Here’s how the Saver’s Credit works. The IRS returns half of the amount saved over the year – up to certain limits – by a head of household earning less than $29,626 or a couple earning less than $39,501.
So, the head of household with earnings under the income limit who saves $2,000 in a tax-exempt retirement plan like an IRA or an employer 401(k) would get back the IRS’ maximum credit of $1,000. And the couple that saves $4,000 would get back the $2,000 maximum.
Granted, these are very large sums for low-income workers. But if they can manage to save a little bit every week, the Saver’s Credit is effectively free money from the federal government.
Smaller tax credits are available to people with slightly higher incomes. Individuals and couples do not qualify if they earn more than $49,500 and $66,000, respectively.
Unfortunately, only about a third of households earning under $50,000 are aware of the credit, according to a Transamerica Institute survey.
Now that you know, start saving.
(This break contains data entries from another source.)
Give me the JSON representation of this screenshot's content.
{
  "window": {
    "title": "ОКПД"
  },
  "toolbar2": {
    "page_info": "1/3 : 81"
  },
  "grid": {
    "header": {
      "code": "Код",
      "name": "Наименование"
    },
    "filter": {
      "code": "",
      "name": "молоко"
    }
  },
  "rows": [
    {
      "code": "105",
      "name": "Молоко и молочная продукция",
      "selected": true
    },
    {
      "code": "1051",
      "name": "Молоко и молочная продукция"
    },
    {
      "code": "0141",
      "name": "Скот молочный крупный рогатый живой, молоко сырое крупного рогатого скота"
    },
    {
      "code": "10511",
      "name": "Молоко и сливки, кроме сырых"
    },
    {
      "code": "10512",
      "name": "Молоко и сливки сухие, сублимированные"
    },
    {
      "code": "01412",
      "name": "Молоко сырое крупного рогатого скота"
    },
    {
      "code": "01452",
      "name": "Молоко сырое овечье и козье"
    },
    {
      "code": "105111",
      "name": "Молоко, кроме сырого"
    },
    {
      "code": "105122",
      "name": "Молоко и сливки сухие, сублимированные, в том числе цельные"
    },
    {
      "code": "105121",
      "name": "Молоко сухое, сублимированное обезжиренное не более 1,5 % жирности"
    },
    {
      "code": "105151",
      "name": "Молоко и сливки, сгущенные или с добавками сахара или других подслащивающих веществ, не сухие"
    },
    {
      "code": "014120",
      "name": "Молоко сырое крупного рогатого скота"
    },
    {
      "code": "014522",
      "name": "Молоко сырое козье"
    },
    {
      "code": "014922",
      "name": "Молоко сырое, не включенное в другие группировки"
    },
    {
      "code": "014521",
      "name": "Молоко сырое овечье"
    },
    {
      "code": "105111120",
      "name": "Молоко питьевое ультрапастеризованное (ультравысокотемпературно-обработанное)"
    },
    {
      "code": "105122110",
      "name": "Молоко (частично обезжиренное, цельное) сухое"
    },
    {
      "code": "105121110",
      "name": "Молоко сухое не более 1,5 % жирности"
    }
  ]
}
You’ll get a big chunk of it back.
Squared Away writer Kim Blanton invites you to follow us on Twitter @SquaredAwayBC. To stay current on our blog, please join our free email list. You’ll receive just one email each week – with links to the two new posts for that week – when you sign up here. This blog is supported by the Center for Retirement Research at Boston College.
Comments are closed.
One of the obstacles to using this credit is that in many cases the very low income taxpayers owe no tax. If they owe no tax, the credit is useless, because it’s a non-refundable credit.
In my work as a VITA volunteer we see a number of people who are eligible for the 10% credit, but very few who can take advantage of the 50% credit (the 20% group is a very narrow income window). Sometimes I see a taxpayer who, despite low income, is putting money into an employer plan — I get excited, thinking they’ll get to use the credit, but then it doesn’t end up helping them because their taxable income was already down to zero.
To dream big about helping low-income people save for retirement, we should make it a refundable credit.
Barb-
Sure wish I’d interviewed you before I wrote this blog!
Thank you so much for giving us your experience on the ground and in the real world.